Kleine Stromfirmen sind skeptisch
Das zeigt sich am Dachverband Schweizer Verteilnetzbetreiber (DSV). Dieser hat über 400 Mitglieder, insbesondere lokale und regionale Versorger in der Deutschschweiz und in Liechtenstein. «Ein geregeltes Verhältnis zur EU ist auch in unserem Interesse», sagt der Verbandspräsident Beat Gassmann zwar. Doch er betont: «Das bedeutet nicht, dass wir das Stromabkommen in der angedachten Form unterstützen.»
Ein Punkt, der den kleinen Netzbetreibern Bauchschmerzen bereitet, ist die von der EU verlangte vollständige Marktöffnung. Heute dürfen in der Schweiz erst einige zehntausend Grosskunden ihren Lieferanten frei wählen. Der Rest der über fünf Millionen Endverbraucher hingegen muss den Strom bei seinem regionalen Lieferanten beziehen.
Der DSV spricht sich grundsätzlich für eine vollständige Liberalisierung aus. Der Verband lehnt es aber ab, dass Kunden, die in den freien Markt wechseln und einen neuen Lieferanten wählen, später wieder zu ihrem ursprünglichen Versorger in die geschützte Grundversorgung zurückkehren können.
Beruhigungspille für EU-Gegner
Eine solche Option wird in der Politik, der Verwaltung und der Strombranche diskutiert. Mit ihr soll den Gegnern des EU-Vertrags und der Marktöffnung der Wind aus den Segeln genommen werden, wenn es wie erwartet zu einer Abstimmung kommt. Denn so wäre sichergestellt: Kleinkunden, die auf dem freien Strommarkt schlechte Erfahrungen machen, können diesem wieder den Rücken kehren.
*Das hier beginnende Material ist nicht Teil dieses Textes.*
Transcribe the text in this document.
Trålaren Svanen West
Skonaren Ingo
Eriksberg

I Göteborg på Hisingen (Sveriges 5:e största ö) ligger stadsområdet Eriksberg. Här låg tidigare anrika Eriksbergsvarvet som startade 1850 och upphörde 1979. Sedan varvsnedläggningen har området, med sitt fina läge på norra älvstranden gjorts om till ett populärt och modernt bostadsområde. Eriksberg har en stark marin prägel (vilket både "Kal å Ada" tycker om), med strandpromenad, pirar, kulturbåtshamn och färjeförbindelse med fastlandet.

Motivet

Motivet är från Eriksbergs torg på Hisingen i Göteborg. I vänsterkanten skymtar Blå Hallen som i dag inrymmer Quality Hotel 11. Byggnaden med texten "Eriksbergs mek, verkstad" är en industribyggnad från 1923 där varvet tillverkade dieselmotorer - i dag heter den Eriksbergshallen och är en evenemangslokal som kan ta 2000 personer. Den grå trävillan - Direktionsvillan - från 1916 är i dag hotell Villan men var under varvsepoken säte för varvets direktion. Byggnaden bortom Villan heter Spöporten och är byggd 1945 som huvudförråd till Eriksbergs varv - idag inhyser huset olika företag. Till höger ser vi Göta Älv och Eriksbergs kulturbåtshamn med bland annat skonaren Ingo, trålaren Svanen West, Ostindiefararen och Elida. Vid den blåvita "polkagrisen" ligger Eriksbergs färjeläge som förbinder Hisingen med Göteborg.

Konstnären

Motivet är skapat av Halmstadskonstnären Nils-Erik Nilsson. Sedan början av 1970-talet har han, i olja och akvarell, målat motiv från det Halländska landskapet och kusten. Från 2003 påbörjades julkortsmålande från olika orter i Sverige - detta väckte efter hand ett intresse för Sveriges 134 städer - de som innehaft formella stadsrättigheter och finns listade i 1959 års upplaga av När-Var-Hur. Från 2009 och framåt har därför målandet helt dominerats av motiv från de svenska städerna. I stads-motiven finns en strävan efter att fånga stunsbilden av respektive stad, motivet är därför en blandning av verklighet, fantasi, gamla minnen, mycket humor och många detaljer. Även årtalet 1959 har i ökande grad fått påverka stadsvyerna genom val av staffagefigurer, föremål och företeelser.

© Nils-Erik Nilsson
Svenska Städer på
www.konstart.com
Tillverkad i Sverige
Doch laut dem DSV-Präsidenten Gassmann wird mit der Rückkehrmöglichkeit eine Ungerechtigkeit geschaffen. «Damit die Netzbetreiber jederzeit Kunden beliefern können, die in die Grundversorgung zurückwechseln, müssen sie Energie für diese einkaufen», sagt er. Das Risiko der Beschaffung dieses zusätzlichen Stroms – etwa, zu welchem Preis dieser eingekauft werden kann – müssen aber die Kunden im freien Markt tragen, wie Gassmann erklärt.
Der DSV zeigt sich noch bei weiteren Punkten skeptisch. Gemäss EU-Recht könnte neu in einem Netzgebiet ein Unternehmen als Grundversorger definiert werden. «Damit würde aber der Markt beeinflusst, denn dieser Lieferant hätte gegenüber allen anderen einen Vorteil», kritisiert Gassmann. Darum gelte beim DSV: «Wenn das Resultat aus den Verhandlungen mit der EU vorliegt, werden wir dieses beurteilen und eine abschliessende Meinung fassen.»
Verhandlungsresultat abwarten
Auch Ronny Kaufmann, Chef des Stadtwerke-Netzwerks Swisspower, will sich nicht vor Abschluss der Verhandlungen festlegen. Er rät den Energieversorgern zwar, sich bereits auf eine mögliche vollständige Marktöffnung vorzubereiten. Die Frage, ob die Schweiz diesen Schritt aber wirklich gehen solle, «stellt sich für mich erst dann, wenn ein gutes Stromabkommen mit der EU vorliegt», sagt Kaufmann.
Wenn jemand für die Branche als Ganzes sprechen kann, dann ist es der Verband Schweizerischer Elektrizitätsunternehmen (VSE). Dem Dachverband sind auch DSV und Swisspower angeschlossen. «Wir sind überzeugt: Für die Marktöffnung lässt sich ein Modell finden, das für alle tragbar und umsetzbar ist», sagt die Sprecherin Claudia Egli. Ob es eine Rückkehrmöglichkeit in die Grundversorgung geben soll, sei eine politische Frage. Wenn sie eingeführt werde, sei eines klar: Es müsse für alle Stromversorger Planungssicherheit geschaffen werden.